Radack heads the nation's leading whistleblower organization.

"I think it's a huge victory to the First Amendment, a huge victory for whistleblowers and a huge victory for public servants who are trying to help their government, not harm it," Radack said.

She says Drake only disclosed information to the media after he discovered the NSA was wasting billions of taxpayer dollars to illegally spy on Americans.

"This is a case that shouldn't have been brought in the first place," Radack said. "It was built largely on sand and crumbled underneath the truth.  The Espionage Act was completely the wrong law."

In a CBS "60 Minutes" interview with Scott Pelley, Drake said he never leaked classified information.

"Not once ever," Drake said. "That was one of the fundamental rules."

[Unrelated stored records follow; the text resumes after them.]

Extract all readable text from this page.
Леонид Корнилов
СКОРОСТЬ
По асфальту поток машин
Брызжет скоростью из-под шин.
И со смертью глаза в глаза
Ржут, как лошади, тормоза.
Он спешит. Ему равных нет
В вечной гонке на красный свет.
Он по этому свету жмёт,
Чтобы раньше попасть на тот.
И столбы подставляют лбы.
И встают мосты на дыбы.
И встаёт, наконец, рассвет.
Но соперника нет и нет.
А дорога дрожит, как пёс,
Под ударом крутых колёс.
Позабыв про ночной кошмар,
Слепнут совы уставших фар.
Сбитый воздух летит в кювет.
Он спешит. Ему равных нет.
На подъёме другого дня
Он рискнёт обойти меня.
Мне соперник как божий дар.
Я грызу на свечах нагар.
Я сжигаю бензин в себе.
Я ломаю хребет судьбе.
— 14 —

 The plea deal comes after a judge in the case ruled classified information could be used as evidence.  Prosecutors said this could harm national security.

The NSA employs an army of linguists, cryptologists and computer experts to snoop on electronic communications across the globe from its headquarters at Fort Meade, south of Baltimore. The need for secrecy is drilled into NSA employees, who sometimes joke the initials stand for "Never Say Anything," and "No Such Agency."

James Bamford, the author of "The Shadow Factory" and two books on the NSA, says it is the country's largest, costliest and most secretive spying organization.

"And it's arguably the most influential," he said.

He sat in on the hearing and said he was due to testify as an expert witness in the trial. He said that as far as he knew, Drake was the first NSA official ever accused of leaking material to the press.

While Bamford did not want to discuss the Drake prosecution in detail, he called it "a very important case" because it set the precedent for four similar Espionage Act trials to follow.